Right next door to me, right through the wall.

It makes me wonder how a man like that can get his hands on a gun.

It makes me wonder how he could feel that he had no alternative but to shoot his ex-wife and daughter in the head on a cloudy Monday morning inside their own home.

It makes me wonder why he felt he had no other choice, why he had no one else to help him, why why why how.

It makes me cry in yoga class to feel my muscles stretching and to connect with my breath because you just never know, do you?

You don’t.

My neighborhood. My home. I’ve been there for over six and a half years.

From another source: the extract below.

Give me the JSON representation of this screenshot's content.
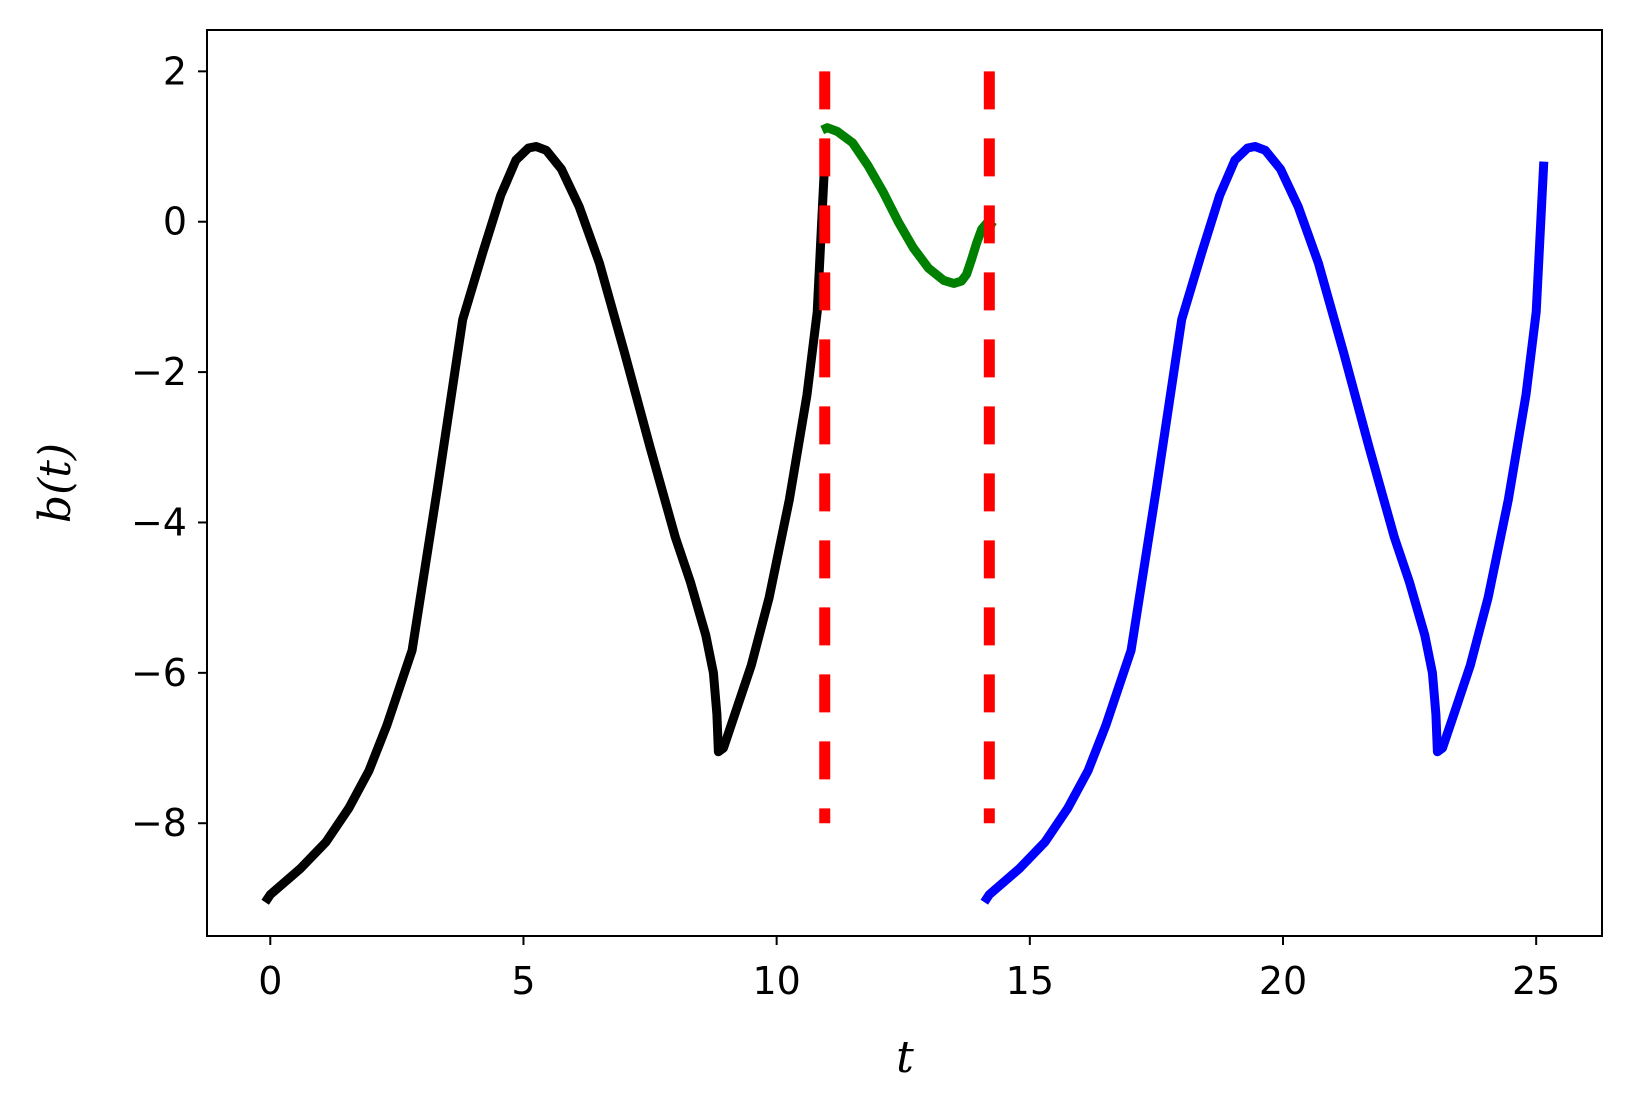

And there are blood stains next door.

And I just cannot take that.


  • Sam

    Hugs. Just, hugs. I totally get it.
    I was inside a store one time with my husband, Christmas shopping. I realized I’d left my wallet in the car. My husband went to get it. Minutes later the store was put on lockdown. I was stuck inside – my husband was outside – while an angry ex drove into the parking lot and shot a woman and her boyfriend, then himself. The boyfriend and the ex were killed.
    It took a long time to get over it. Get over it? Can you get over something like that? The proximity, the shattered illusion of safety? Knowing we were 10 steps, 5 steps away from someone who was violently murdered where we just stood?

    Hugs. Take time. Take care of yourself. Many positive thoughts to your neighbors, and to you.

  • Wooden Monkey

    I once arrived at work, worried that I was running late for a meeting, when my secretary told me me my meeting was cancelled – because a guy had taken a gun to the early morning staff meeting and shot several people and then himself.

    Even though it was in a building across town, everyone in my office was in shock, and started talking about ‘what if the gunman had decided to go after the director, who worked on our floor? we could have all been shot’

    The thing is, that didn’t happen. And you and your roommates are okay. It is important to take the time to feel the shock and the grief, because to deny those feelings is foolish and useless. They will come out.

    But it is also important to remember that it was one guy. And that your neighborhood is still full of older women who shop, small children who enjoy the squirrels, and you and your housemates, who are lovely and safe.

    Don’t let the shooter take away the joy of your neighborhood. It is still full of wonderful people (like you).

    So take time to cry, but also to stretch and hug and sleep and smile.

    Wishing you peace.

  • Jen

    Wrapping you and your roommates up in a virtual hug.

  • Rachel (Totally Ovar It)

    Holy crap. Pretty sure I would be hiding under my cover for the next few months. Please check my blog tomorrow (Thu, Dec 8th) as I have given you an award.

  • Tim Eimiller

    My God. I don’t get it, either. I can understand someone being so grief-stricken that they take their own life, but I can’t understand the emotions that could lead someone to kill another human being. God bless you, Laura.